In addition, this summer I began work as a contractor for Sean Werle, Ph.D. of Axarus environmental consulting.  We use SCUBA and snorkel gear to survey lakes and rivers around New England for endangered freshwater mussel species, which are potentially threatened by the creation of new bridges and other construction sites.

I have been fortunate enough to freelance for several publications, including The Journal Inquirer, The Daily Hampshire Gazette, and Bitch Magazine.  I am also a contributor and columnist for C.O.D, the Cape and Islands Only Alternative Newspaper.  My column, “Washing Ashore,” is about the transitions I’ve made moving to Cape Cod, and the hassles and triumphs therein.  My passion is fishing, (I have several International Game Fish Association World Records), but my interests include virtually everything.  I have written articles and essays about baseball, almonds, glassblowing, snowboarding, marketing, creationism, organic coffee, and the time I ate whale in Iceland.  I will write about anyone, anytime, anywhere.

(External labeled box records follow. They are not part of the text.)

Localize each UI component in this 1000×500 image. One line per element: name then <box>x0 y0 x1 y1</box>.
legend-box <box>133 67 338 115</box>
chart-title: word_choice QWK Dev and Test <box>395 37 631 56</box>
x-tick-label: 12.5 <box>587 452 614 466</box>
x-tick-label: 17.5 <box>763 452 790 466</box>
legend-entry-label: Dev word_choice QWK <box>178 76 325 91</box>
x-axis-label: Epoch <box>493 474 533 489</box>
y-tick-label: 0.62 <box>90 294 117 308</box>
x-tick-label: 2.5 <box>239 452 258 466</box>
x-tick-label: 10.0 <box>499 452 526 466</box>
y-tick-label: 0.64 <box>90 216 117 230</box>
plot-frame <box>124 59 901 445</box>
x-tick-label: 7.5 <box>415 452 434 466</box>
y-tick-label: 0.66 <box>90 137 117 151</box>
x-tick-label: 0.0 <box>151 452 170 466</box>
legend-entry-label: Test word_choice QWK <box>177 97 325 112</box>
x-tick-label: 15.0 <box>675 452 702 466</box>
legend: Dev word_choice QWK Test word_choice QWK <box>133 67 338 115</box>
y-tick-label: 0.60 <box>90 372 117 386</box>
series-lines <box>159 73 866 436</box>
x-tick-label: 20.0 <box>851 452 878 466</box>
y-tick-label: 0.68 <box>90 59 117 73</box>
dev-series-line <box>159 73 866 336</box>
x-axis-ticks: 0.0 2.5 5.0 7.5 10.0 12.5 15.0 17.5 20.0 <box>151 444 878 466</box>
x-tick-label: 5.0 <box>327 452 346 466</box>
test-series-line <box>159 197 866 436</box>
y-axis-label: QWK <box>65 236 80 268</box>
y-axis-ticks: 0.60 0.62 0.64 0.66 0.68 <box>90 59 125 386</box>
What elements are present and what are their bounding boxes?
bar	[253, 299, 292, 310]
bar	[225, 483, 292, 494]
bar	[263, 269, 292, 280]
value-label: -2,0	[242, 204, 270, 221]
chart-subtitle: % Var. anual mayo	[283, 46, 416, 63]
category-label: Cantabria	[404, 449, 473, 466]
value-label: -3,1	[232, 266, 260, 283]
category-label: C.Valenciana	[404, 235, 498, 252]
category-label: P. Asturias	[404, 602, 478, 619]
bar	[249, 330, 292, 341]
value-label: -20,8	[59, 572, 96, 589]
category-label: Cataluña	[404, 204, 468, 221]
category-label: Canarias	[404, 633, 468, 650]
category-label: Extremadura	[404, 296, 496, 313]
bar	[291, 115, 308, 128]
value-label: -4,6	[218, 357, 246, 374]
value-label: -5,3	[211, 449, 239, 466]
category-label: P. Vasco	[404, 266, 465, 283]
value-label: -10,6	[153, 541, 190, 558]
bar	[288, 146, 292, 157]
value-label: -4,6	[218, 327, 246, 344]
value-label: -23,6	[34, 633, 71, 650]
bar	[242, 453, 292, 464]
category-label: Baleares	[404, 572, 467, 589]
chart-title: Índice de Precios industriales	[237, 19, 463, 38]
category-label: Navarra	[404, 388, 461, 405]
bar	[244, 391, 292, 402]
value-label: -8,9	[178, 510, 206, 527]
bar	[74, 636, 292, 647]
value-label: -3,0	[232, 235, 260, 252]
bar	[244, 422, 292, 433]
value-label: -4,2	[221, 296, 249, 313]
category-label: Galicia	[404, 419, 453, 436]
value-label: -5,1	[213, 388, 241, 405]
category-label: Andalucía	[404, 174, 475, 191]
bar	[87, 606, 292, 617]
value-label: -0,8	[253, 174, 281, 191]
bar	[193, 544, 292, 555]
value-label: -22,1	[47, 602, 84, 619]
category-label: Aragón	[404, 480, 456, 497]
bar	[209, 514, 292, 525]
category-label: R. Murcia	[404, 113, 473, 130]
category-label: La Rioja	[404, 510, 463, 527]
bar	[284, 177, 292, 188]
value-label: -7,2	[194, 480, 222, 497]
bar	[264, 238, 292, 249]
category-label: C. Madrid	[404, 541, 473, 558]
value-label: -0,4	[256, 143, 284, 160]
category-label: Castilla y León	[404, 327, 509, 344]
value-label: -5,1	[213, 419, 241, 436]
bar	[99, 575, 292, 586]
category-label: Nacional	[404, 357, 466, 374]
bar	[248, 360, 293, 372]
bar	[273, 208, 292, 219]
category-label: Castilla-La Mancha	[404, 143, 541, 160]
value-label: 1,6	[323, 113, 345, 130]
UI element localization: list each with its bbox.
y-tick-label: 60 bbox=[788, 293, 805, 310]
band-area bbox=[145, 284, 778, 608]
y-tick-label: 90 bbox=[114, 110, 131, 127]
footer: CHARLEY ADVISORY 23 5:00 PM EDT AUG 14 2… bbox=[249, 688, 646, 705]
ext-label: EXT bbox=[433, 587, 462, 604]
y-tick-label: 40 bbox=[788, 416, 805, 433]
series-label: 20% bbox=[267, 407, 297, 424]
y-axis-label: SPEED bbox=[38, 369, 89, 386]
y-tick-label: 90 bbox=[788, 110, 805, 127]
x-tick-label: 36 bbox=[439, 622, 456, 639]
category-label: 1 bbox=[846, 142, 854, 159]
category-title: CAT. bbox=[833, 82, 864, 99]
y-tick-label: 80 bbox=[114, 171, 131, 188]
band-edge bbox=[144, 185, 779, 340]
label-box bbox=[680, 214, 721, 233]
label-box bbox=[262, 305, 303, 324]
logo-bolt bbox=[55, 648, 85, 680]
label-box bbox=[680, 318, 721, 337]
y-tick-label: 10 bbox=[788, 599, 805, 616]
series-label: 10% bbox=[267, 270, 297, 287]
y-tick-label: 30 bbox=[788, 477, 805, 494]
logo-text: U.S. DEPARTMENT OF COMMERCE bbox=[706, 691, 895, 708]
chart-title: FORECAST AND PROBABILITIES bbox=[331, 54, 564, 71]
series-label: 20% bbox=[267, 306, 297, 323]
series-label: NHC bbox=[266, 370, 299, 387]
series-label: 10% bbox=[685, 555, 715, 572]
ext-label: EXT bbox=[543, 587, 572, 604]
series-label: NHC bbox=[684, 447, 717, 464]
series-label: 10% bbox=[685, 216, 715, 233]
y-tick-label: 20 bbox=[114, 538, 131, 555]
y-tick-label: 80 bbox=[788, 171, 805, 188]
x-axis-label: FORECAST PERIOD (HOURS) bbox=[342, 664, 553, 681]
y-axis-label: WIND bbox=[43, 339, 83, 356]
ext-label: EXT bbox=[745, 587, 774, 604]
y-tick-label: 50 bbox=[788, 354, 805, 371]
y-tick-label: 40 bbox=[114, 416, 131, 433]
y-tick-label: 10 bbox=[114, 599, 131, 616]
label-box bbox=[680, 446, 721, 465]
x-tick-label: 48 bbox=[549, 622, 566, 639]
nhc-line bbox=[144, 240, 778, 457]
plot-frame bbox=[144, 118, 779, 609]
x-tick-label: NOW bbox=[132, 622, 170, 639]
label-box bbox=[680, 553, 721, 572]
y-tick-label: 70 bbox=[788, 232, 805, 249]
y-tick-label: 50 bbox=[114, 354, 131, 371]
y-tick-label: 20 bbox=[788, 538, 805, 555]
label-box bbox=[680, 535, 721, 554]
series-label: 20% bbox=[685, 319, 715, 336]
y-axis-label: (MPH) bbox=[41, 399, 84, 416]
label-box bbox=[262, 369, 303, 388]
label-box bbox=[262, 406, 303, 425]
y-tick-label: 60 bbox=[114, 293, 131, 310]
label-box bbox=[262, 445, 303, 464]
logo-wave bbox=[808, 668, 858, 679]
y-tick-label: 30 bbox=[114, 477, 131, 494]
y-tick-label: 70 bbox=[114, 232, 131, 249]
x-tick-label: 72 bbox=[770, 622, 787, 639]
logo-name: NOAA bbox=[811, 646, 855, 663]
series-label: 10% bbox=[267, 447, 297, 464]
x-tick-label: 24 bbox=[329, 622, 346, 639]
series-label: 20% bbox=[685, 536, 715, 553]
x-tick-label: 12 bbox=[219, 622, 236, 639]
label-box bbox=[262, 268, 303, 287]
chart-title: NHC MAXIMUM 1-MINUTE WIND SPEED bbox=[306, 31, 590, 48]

I’m currently 21 years old and finishing up my undergraduate degree at Hampshire College in Amherst, Massachusetts.  I am starting my Division III thesis project on the culture and science of fishing.  Having grown up with a rod in my hand, I have always been fascinated by fish and the people who catch them.  We are at a critical point in history for fisheries management.  Science has shown beyond a shadow of a doubt that overfishing has stripped much of the world’s oceans, yet our hunger for fish, particularly species such as swordfish and bluefin tuna, remains.  So does the culture of fishing.  People, who for generations, have earned their living from the sea, and wish to continue doing so.  This intersection of science, commercial fishing, recreational fishing, and culinary desires has brought us to where we are today, and it is this crossroads that I hope to document in my final year at Hampshire.

After graduation, it’s hard to say where I’ll end up.  I will most likely return to Woods Hole to work in one of the several scientific laboratories there, be a commercial fisherman, a baker, a diver, or some combination of the four.  Perhaps I’ll do something completely new.  Long-term goals include getting my captain’s license, traveling to New Zealand, and hiking the Appalachian Trail.

Wherever I end up, however, I will always be writing and fishing.